HIGH POINT, NC (MAY 1, 2001) - As Ward Burton, driver of the No. 22 Caterpillar Dodge, returns to his home in Virginia, his condition and safety are at the forefront of every conversation at Bill Davis Racing.
Burton was transported to Loma Linda University Medical Center following a late-race incident with Mark Martin. Burton suffered a concussion in the incident and was held overnight for observation. He was released Monday night at approximately 10:00 pm, EST.
"Ward is currently on his way home," said Tommy Baldwin. "He felt that he really needed a good nights sleep before making the trip back to South Boston (VA). He is still pretty sore, but he has all of his memory back. We were very relieved to hear that and we're glad that he has been released.
"We had mounted a decelerator device made by Simpson in the race car. The restraint system did its job. We looked it over and saw that device tore. It did everything it was supposed to do. Now, whether it moved fast enough or slow enough, that is what someday we need to determine.
"We don't know what would have happened had he not had that device on. The impact was substantial enough to stretch the belts on the restraint system. It stretched about an inch and a quarter more on the left side. So, his head and neck definitely were thrown forward and toward the right side of the car.
"NASCAR did keep the helmet and the restraint system, but they came to the shop today and let us inspect both the helmet and the restraint system. There were no marks on the helmet, except on the backside where he came back and hit the shoulder brace. NASCAR also looked over the car while they were here and determined that the interior looked good.

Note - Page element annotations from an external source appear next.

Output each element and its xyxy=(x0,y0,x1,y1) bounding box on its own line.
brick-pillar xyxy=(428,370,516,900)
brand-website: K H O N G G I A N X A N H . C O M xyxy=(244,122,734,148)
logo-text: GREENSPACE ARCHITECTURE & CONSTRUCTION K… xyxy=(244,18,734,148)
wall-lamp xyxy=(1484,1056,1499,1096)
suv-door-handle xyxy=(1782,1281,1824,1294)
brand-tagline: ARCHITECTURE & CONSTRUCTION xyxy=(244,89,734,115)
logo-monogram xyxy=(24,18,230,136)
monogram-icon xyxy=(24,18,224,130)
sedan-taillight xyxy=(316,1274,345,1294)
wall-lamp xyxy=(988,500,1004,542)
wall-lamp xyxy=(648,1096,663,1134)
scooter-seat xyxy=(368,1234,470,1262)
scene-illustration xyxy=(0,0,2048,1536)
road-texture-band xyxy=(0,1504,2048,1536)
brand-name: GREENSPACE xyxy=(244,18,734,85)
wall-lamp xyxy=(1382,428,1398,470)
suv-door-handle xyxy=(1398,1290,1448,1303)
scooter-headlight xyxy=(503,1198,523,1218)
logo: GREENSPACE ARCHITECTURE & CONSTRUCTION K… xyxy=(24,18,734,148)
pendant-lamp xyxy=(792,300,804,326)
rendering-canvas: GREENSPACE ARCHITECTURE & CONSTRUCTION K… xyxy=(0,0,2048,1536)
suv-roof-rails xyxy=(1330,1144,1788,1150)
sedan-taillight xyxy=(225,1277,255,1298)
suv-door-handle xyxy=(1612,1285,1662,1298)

"Right now, there is no conclusive evidence as to what is working and what isn't. I will give NASCAR credit; they are trying to put everything together to find out what is happening in these accidents. What needs to happen is we need to put black boxes in these racecars. Again, this takes time. You can't snap your fingers and have black boxes put in these racecars. It takes time. If there had been a black box in that No. 22 car last Sunday, they could take all that information and go to the crash test site and be able to measure everything and see exactly what happened in the cockpit of that racecar and be able to make things better. There is no conclusive evidence that any device is better or worse without looking at the evidence from a crash dummy test."
"As for the status of Ward driving the race car this weekend, things are still up in the air," said Baldwin. "We are planning on talking with Ward tomorrow around noon and together we will decide what is best for him and what is best for the team. We don't want to comment further on those plans without talking with Ward again tomorrow. "We are also supposed to test at Charlotte next Monday and Tuesday, but as of right now we plan to let Dave Blaney participate in that test instead of Ward. Again, all of these decisions will be more definite after we speak with Ward."